Like in devops you should monitor all your systems for continuously improving.
The SRE approach to monitoring is SLIs and SLOs.
SLI stands for service level indicator, common indicators are latency, throughput and success rate.
A service can have one or more SLIs, but typically a service has 3-6 defined SLIs, the SLIs than feed the services SLO with data
No one wants to do the same repetitive task over and over again, in SRE there is a high focus on automation. A rule of thumb is that SRE should spend 50% or more of their time automation manual tasks.
If you want to get more insights, to the day to day work of an SRE I can recommend you watching this hangout. https://www.youtube.com/watch?v=bwt6TZjefGM&feature=youtu.be
What are the similarities between DevOps and SRE
The overall goal for both devops and SRE is the same and when comparing SRE with the DevOps pillars looks as like this:
- Reduce organizational silos
- SRE shares ownership with developers to create shared responsibility.

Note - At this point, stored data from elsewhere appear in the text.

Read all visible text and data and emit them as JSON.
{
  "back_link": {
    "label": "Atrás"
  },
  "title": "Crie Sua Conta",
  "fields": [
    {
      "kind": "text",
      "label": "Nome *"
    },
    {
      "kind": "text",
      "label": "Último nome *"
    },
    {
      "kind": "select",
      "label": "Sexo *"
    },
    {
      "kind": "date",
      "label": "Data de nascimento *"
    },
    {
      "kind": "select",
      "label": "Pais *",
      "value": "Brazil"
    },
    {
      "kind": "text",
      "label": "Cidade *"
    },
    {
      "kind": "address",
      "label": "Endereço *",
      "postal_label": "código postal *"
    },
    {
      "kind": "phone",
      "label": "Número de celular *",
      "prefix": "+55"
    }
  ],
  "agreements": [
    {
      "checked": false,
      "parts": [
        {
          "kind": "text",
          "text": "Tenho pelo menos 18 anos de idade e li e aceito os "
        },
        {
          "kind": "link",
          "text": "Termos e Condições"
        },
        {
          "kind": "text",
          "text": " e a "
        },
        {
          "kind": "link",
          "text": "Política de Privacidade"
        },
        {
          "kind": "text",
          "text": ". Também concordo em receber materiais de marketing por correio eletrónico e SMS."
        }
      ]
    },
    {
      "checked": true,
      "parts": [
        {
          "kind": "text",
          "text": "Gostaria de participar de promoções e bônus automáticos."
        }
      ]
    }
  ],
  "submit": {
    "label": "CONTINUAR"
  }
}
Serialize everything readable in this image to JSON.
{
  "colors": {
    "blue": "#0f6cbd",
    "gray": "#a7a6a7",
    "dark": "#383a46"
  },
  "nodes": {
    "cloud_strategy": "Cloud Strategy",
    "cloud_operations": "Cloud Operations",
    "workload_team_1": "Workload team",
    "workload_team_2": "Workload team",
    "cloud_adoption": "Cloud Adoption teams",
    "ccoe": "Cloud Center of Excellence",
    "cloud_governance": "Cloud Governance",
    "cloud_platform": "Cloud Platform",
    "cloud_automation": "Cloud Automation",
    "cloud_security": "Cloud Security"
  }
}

- SREs use the same tools that developers use and vice versa.
- Accept failure as normal
REs embrace risk.
- SRE quantifies failure and availability in a prescriptive manner using SLIs and SLOs.
- SRE mandates blameless post mortems.
- Implement gradual changes.
- SRE encourages developers and product owners to move quickly by reducing the cost of failure.
- Leverage tooling and automation.
- SREs has a high focus on automating toil away.
- Measure everything.
- SRE defines prescriptive ways to measure values.
- SRE fundamentally believes that systems operation is a software problem.
Are there any differences than?
Every organization has its own slightly adjusted way of doing devops or SRE, and that’s how I think it should be
Depending on where you are on your journey, you should adopt whatever makes sense to your company
The primary goals are the same, personally, I really like the SRE approach, as there is a good balance of development and automation.
My favorite part is the SLI and SLO approach, they are a really good way of measuring application performance.